Karen Klaas' California killer was also identified through familial DNA, as was the suspected murderer of LaTorrie Beckford and eight other victims in Arizona.
Familial searching also identified 54-year old Mark Mitcham, who is behind bars in Arizona for child molestation. His CODIS DNA led investigators to his brother, Ian Mitcham, who is now charged with the 2015 death of Allison Feldman in Scottsdale.
As a former prosecutor and forensic expert who has studied DNA evidence laws in Washington state and nationwide, Harmon has been arguing for years that there are no legal reasons against familial searching.
“There has never been a legal challenge to familial searching in 10 years. Now, you know defense attorneys are paid to challenge even the imaginable or barely imaginable,” Harmon said. “There’s no cognizable legal issue that you can base a legal challenge on” when it comes to familial DNA, he added.

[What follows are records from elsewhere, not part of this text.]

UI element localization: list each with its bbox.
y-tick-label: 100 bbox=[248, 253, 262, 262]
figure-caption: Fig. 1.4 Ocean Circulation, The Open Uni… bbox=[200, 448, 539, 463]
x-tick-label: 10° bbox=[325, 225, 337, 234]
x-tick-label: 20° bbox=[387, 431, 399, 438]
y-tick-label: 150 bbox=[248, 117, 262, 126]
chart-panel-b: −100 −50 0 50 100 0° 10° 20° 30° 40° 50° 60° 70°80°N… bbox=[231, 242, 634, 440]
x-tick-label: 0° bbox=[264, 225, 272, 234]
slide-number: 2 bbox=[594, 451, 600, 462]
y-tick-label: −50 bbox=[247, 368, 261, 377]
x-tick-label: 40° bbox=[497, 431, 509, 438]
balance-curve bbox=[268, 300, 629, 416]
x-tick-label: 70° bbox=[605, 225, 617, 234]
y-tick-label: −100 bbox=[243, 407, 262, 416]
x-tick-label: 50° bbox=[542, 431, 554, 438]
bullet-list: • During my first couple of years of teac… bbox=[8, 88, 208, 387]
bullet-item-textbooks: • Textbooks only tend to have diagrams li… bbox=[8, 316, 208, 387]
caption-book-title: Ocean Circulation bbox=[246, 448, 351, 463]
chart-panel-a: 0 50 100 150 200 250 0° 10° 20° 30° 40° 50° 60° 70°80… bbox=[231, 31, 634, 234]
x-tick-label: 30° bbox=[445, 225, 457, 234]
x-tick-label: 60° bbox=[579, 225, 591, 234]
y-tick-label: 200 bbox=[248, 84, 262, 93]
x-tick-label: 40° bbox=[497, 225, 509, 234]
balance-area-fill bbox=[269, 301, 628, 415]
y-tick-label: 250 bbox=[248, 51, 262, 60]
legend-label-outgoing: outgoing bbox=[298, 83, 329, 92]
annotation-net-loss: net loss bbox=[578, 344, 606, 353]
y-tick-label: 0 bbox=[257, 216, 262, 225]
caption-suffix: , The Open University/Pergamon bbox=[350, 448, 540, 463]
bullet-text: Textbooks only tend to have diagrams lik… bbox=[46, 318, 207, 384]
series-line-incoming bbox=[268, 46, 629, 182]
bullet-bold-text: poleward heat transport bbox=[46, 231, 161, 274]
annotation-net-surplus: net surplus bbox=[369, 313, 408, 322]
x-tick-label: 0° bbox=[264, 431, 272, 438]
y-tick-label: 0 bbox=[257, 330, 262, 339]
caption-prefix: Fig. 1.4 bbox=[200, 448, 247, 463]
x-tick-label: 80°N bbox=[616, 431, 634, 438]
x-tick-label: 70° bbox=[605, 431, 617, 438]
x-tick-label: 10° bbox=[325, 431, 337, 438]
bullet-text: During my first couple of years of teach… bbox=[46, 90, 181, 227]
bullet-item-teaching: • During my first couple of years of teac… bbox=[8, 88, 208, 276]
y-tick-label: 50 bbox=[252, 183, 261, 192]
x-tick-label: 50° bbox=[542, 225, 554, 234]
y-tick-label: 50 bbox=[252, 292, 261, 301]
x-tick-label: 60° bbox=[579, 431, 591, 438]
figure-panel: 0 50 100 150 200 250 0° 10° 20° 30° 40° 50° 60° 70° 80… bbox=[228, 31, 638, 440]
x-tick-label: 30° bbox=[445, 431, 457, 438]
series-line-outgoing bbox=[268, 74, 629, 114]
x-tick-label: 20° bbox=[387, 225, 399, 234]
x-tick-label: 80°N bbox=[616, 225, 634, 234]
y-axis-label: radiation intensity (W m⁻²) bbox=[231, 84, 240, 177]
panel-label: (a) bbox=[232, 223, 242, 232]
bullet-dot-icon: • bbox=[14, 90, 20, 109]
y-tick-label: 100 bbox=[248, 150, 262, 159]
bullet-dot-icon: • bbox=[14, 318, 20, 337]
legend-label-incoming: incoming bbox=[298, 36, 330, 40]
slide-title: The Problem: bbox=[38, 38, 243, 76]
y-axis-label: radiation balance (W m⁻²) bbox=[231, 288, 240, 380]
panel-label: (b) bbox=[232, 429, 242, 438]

Allen, Decker and Jensen have spent decades investigating homicides and other violent crimes – many of them cold cases, like Yarborough’s murder.
They told KIRO 7 they are weary of any roadblocks that keep them from doing their jobs and want familial searching available statewide as soon as possible.
The state “owes it to the public to let the police do the best job that they can. And if familial testing is part of that, we should be doing it,” Jensen said.
According to Decker, “It’s ridiculous that we’re not able to solve cases that we could solve so easily.”